KEIR Starmer has said that a Labour government could impose a two-child cap on benefits “more fairly” than a Tory one – and insisted that economic growth should be the first plank of an anti-poverty strategy.
Appearing in Rutherglen on Tuesday, the Labour leader repeatedly refused to commit to scrapping the two-child limit, suggesting that doing so without costing it beforehand would lead to economic turmoil similar to that which followed in the wake of Liz Truss’s mini-budget.
Speaking to journalists after a Q&A event alongside Scottish Labour’s Anas Sarwar, Starmer was asked why Labour could not cost – and then commit to – scrapping the benefit cap.
He said: “The approach we’ve taken is to set out in terms where we’re going to make adjustments to taxation – that will be the VAT on private schools, the non-dom status etc – and then to set out exactly how that money will be spent.
“That’s the approach we’ll take going into the election and as we get closer to the election any such commitments as we make will be fully funded.”
Asked if his position meant that people affected by the two-child cap were not a priority for his Labour party, Starmer insisted they were an “absolute priority”.
During the Q&A session in front of Labour activists – where the questions were hand-picked and the majority asked by Labour councillor Kirsty Williams – Starmer repeatedly said that growing the economy would be his party’s number one priority.
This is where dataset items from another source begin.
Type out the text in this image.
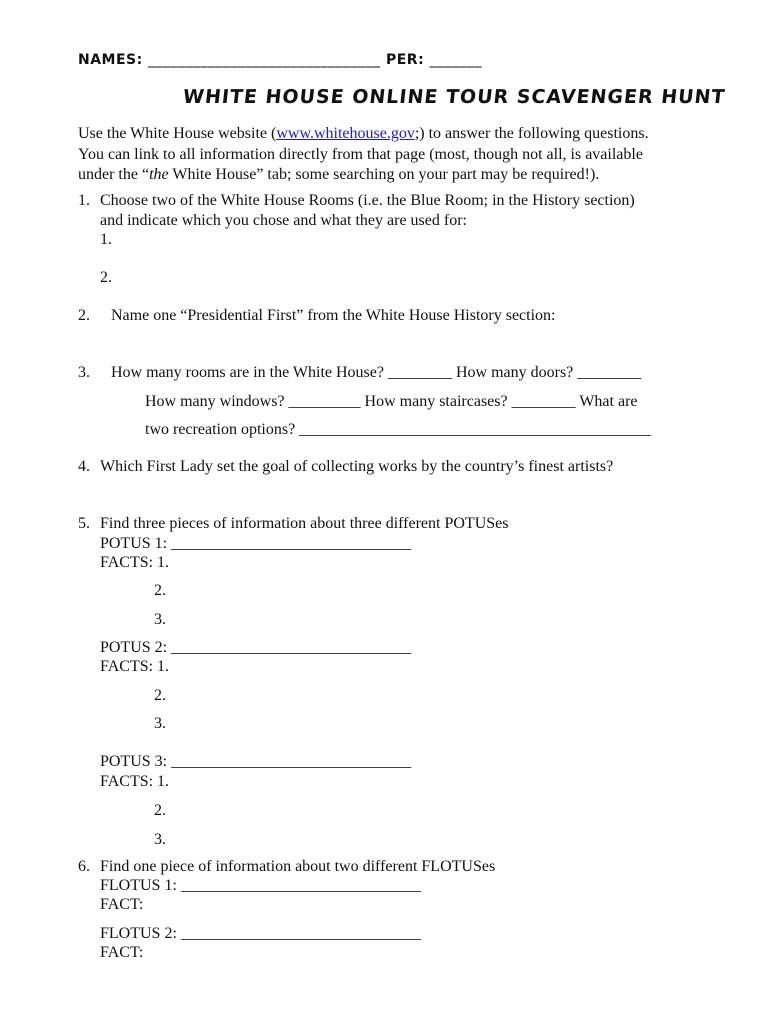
NAMES: _______________________________ PER: _______
WHITE HOUSE ONLINE TOUR SCAVENGER HUNT
Use the White House website (www.whitehouse.gov;) to answer the following questions.
You can link to all information directly from that page (most, though not all, is available
under the “the White House” tab; some searching on your part may be required!).
1. Choose two of the White House Rooms (i.e. the Blue Room; in the History section)
and indicate which you chose and what they are used for:
1.
2.
2. Name one “Presidential First” from the White House History section:
3. How many rooms are in the White House? ________ How many doors? ________
How many windows? _________ How many staircases? ________ What are
two recreation options? ____________________________________________
4. Which First Lady set the goal of collecting works by the country’s finest artists?
5. Find three pieces of information about three different POTUSes
POTUS 1: ______________________________
FACTS: 1.
2.
3.
POTUS 2: ______________________________
FACTS: 1.
2.
3.
POTUS 3: ______________________________
FACTS: 1.
2.
3.
6. Find one piece of information about two different FLOTUSes
FLOTUS 1: ______________________________
FACT:
FLOTUS 2: ______________________________
FACT:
The Labour leader said that by growing the economy all across the UK, people could be lifted out of poverty.
“We’ve picked very carefully and number one is growth,” Starmer said of his priorities. “Economic growth, everywhere across the United Kingdom, the highest sustained growth in the G7.
“That’s why, when people say you haven’t set out your vision, you haven’t set out what you stand for, the highest sustained growth in the G7. That is ambitious, it is bold, it is very different to the Tories and the SNP.”
Starmer said that a Labour government’s anti-poverty strategy would focus on economic growth rather than “specific arguments about this benefit or that benefit”.
He told journalists: “What we’re being absolutely clear about is that an anti-poverty strategy driven by an incoming Labour government will focus on growing the economy and making sure that we get that growth in every part of the county.
“Because there are different models for growth. You can have a model that says some places make the growth, make the money and then you just redistribute it elsewhere across Scotland.
“I don’t believe in that model. I actually think we should have growth everywhere so that people have the dignity and respect and the self-worth of being part of that growth and seeing the yield of the growth.
“And that is a much deeper, more ambitious anti-growth strategy than specific arguments about this benefit or that benefit."
On stage, Sarwar (below) also took a shot at the Scottish Government's two Green ministers, saying: "We talk a lot about growth, the sad reality is we have government ministers who openly say they don't believe in economic growth. We've got to be more grown up than that, we've got to move past that."
Asked specifically about the two-child limit afterwards, Starmer said that there was nothing preventing Labour from taking the existing Tory policy and making it operate “more fairly” – without giving specifics.
He said: “There's nothing that says an incoming Labour government can't make sure that policy we've got will operate more fairly.
“I think you'd expect that from a Labour government, and you'll get that from a Labour government.”
Asked if that meant he was going to amend or change how the cap operates, he replied: “On any policy, there’s always a question of whether it can operate more fairly. Of course, there is. That will be across the board. Nobody is saying no policy can change ever on anything.”